The second shot is the Hollywood Reservoir and Mulholland Dam in Los Angeles. I had wanted to see this place for years, and we made it up on a Sunday afternoon last June while visiting our son Thom.

The third shot shows part of the wreckage of the St. Francis Dam, in San Francisquito Canyon, in northwestern Los Angeles County. The dam collapsed in March 1928, killing about 450 people downstream. You have to hunt a little for the site of the dam, which Kate and I did on the same 2018 trip that took us to Manzanar.

I like the fact all three images were shot on film using relatively antique (1970s-era) Japanese rangefinder cameras. But what ties them together, perhaps obviously, is the connection to Los Angeles, water, and L.A. Department of Water and Power chief William Mulholland.
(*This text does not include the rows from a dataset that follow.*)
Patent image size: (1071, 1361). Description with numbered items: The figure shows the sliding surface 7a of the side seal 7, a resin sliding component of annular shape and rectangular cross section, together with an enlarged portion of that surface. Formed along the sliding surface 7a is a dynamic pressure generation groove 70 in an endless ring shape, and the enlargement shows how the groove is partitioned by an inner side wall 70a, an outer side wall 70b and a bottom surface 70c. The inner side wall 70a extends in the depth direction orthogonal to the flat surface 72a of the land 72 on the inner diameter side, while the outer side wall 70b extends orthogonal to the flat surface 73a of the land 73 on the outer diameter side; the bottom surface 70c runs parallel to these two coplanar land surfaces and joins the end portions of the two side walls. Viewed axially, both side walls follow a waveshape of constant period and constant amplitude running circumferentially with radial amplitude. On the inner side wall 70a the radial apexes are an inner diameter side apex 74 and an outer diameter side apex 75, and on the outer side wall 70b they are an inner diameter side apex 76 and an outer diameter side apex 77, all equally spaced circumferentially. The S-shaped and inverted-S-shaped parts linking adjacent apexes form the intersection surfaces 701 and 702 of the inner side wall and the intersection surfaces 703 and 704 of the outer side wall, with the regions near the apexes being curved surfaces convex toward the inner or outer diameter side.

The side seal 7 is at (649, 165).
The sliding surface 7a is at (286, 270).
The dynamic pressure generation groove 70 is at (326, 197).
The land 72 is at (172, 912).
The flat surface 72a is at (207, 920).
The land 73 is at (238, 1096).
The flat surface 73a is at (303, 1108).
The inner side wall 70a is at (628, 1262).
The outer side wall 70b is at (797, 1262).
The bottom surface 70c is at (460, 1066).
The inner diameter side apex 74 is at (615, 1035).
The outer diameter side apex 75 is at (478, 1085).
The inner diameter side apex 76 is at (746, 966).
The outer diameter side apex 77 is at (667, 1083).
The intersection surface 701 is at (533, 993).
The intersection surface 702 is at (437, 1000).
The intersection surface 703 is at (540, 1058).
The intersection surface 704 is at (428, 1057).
Mulholland was the principal architect of the Los Angeles water system: He played a leading role in helping secure (or steal, depending on your perspective) the Owens Valley water rights for the city. He engineered the aqueduct that brought the water to Los Angeles. Although he was initially reluctant to build dams and reservoirs to store that water, he designed and supervised the construction of Mulholland Dam, which took all of 16 months to complete in 1923-24. He used that structure as a sort of template for the St. Francis Dam, which was completed in 1926. Mulholland visited St. Francis Dam just hours before it disintegrated and pronounced it sound; the catastrophe ended his career. Although he apparently believed Owens Valley saboteurs were responsible, as they had been for the destruction of some of the aqueduct facilities in the eastern Sierra, he took public responsibility for the tragedy. “Don’t blame anybody else,” he told a coroner’s inquest. “You just fasten it on me. If there is an error of human judgment, I was the human.”

As I say, I just happened to look at the three photographs together the other day and see a story. If I ever have a show, I thought, I’d want to present them as a group. For some reason, I thought a presentation like that would be more complete with a fourth image. I remembered a 2017 visit to Los Angeles during which we stopped at the Department of Water and Power building (a.k.a. the John Ferraro Building), at the corner of First and Hope streets, and just across the way from the Dorothy Chandler Pavilion, the former home of the Oscars.

I took some pictures when we were at the DWP building — all with a digital SLR, not film. Looking back, I found one that I thought I could add to the group — post-processed from color to black and white. It’s looking up from a corner of the building up toward the roof, with the sun just obscured:

What kind of statement is that making? I haven’t come up with words yet, though I like the image. And as I say, if there ever is a show, this one’s going in.